Room at the American Table

For many years, we’ve traveled for the Thanksgiving holiday and had the honor of being guests at my cousin’s table for the big event. When we arrive in Ohio, my family makes a complicated day look effortless. The turkey is perfect, as are the mashed potatoes. Gravy is carefully prepared, and there are always these great pecan rolls from a local bakery that we try to snatch before we actually sit down to eat. The table looks lovely, and it’s so special. Like I said, they make it look easy.

This year, we’re staying home and playing the host ourselves, and I’m equal parts excited and anxious. I’ve cooked The Meal before, so I know what’s involved. My Pinterest board is full of ideas from appetizers to desserts, and I ordered the turkey in the first week of November. My kids weighed in on what’s sacred (turkey, mashed potatoes, and rolls) and what can be “left out” (cranberry sauce, any other vegetables). I love a classic green bean and mushroom soup casserole with fried onions on top (sorry, not sorry), and I like homemade cranberry sauce, even if nobody else does.

My family also had its own cranberry tradition: cranberry Jell-O with whole cranberry sauce and strawberries, set in a domed Tupperware mold and served with a sweetened sour cream dressing. Would it release from the mold in one piece of ruby-colored glory? My mom and I would work on it together, as the house filled with the intoxicating scent of roasting turkey. It was always the last thing to hit the table. I found one of those molds in a thrift store a few years ago, and I purchased it (and the little inset molds with a heart, a tree, a star). I haven’t made it in years, but perhaps it’s time to bring that tradition back.

Maybe that’s part of what I love most about Thanksgiving, the continuity of it. The way recipes and rituals get handed down, changed a little, but still recognizable. The cranberry mold never looked like anyone else’s, but it was ours. A small, wobbly inheritance. And maybe that’s true of families too, each of us carrying forward a mix of old patterns and new intentions, trying to make it all hold together.

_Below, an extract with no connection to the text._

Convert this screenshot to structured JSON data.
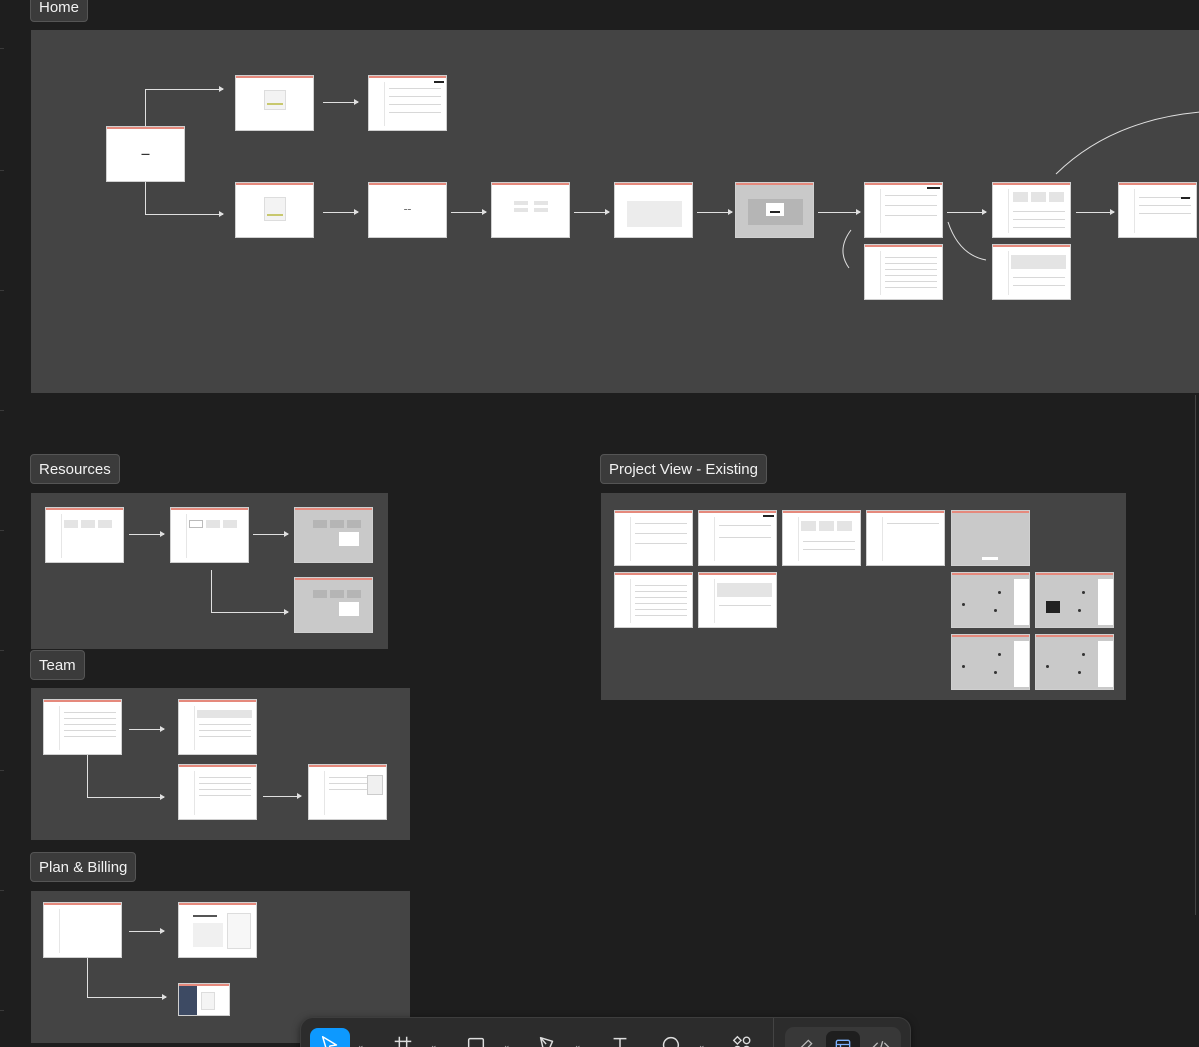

For many years, it’s been easy to arrive at my cousin’s home and take a seat at their table. As guests, we admire how smoothly everything runs, the timing, the warmth, the effortless choreography of family and food. It’s easy to forget how much work goes into making it all look so natural. But when you host, when it’s your turn, you see it differently. You notice what it takes to make a feast happen, to hold everyone together. You start to care about every detail, because suddenly it’s yours to protect.

I think about that sometimes when I look at our country, the Great Experiment, as the founders called it. For a long time, it was easy to be a guest. To believe that the hard work had already been done, that democracy was self-sustaining. But hosting is different. When you see people trying to take away what you thought was already settled, the welcome, the fairness, the sense that everyone belongs, you take notice. You care a little more. You want to make sure the table holds.

If the story Americans want to tell is that of cooperation and welcome, then we should start at our beginnings. But beginnings, like recipes, are rarely as tidy as the index cards make them seem. The Thanksgiving myth, all hospitality and harmony, is more fiction than fact. The reality was harder, more uneven, and far less photogenic. Still, even in that myth, there are ingredients worth keeping, gratitude, gathering, the idea that breaking bread together can be its own small act of hope.

Maybe the true inheritance of Thanksgiving isn’t the Pilgrim story at all, but the rhythm of setting the table year after year, choosing to be together even when the world feels unsteady. Because at the table, we tell the real stories. We talk about what we’re thankful for, yes, but also what we want to do better. We share updates, inside jokes, little confessions that wouldn’t fit anywhere else. Around that table, values get passed like serving dishes, empathy, kindness, patience, the willingness to listen. The table is where we remember how lucky we are, and where we remind each other not to let that luck harden into complacency.

When I think about America, I think about tables like these, some polished and sprawling, some wobbly and scarred, some folding tables set up in church basements or shelters, where volunteers ladle soup and call strangers “hon.” All of them are part of the same picture, people trying, in whatever way they can, to feed one another. To make the world a little warmer, one plate at a time.

When the meal is over and everyone drifts toward the couch, I’ll pack away leftovers and think about what it means to keep setting this table, to keep trying. Maybe that’s what America is, at its best, the ongoing effort to gather, to make space, to feed one another even when it’s hard. Not because it’s easy or perfect, but because it matters. The table, the Great Experiment itself, only holds if all of us are welcome and active participants. The founders called it a more perfect union, not a completely perfect one, and maybe that’s the point, the trying, the gathering, the welcoming of guests from everywhere to sit at our big, messy, imperfect American table. Together. With liberty and justice for all.

Heather Reid is a Chicago-based writer who believes the best meals—and the best stories—start with making room for one more.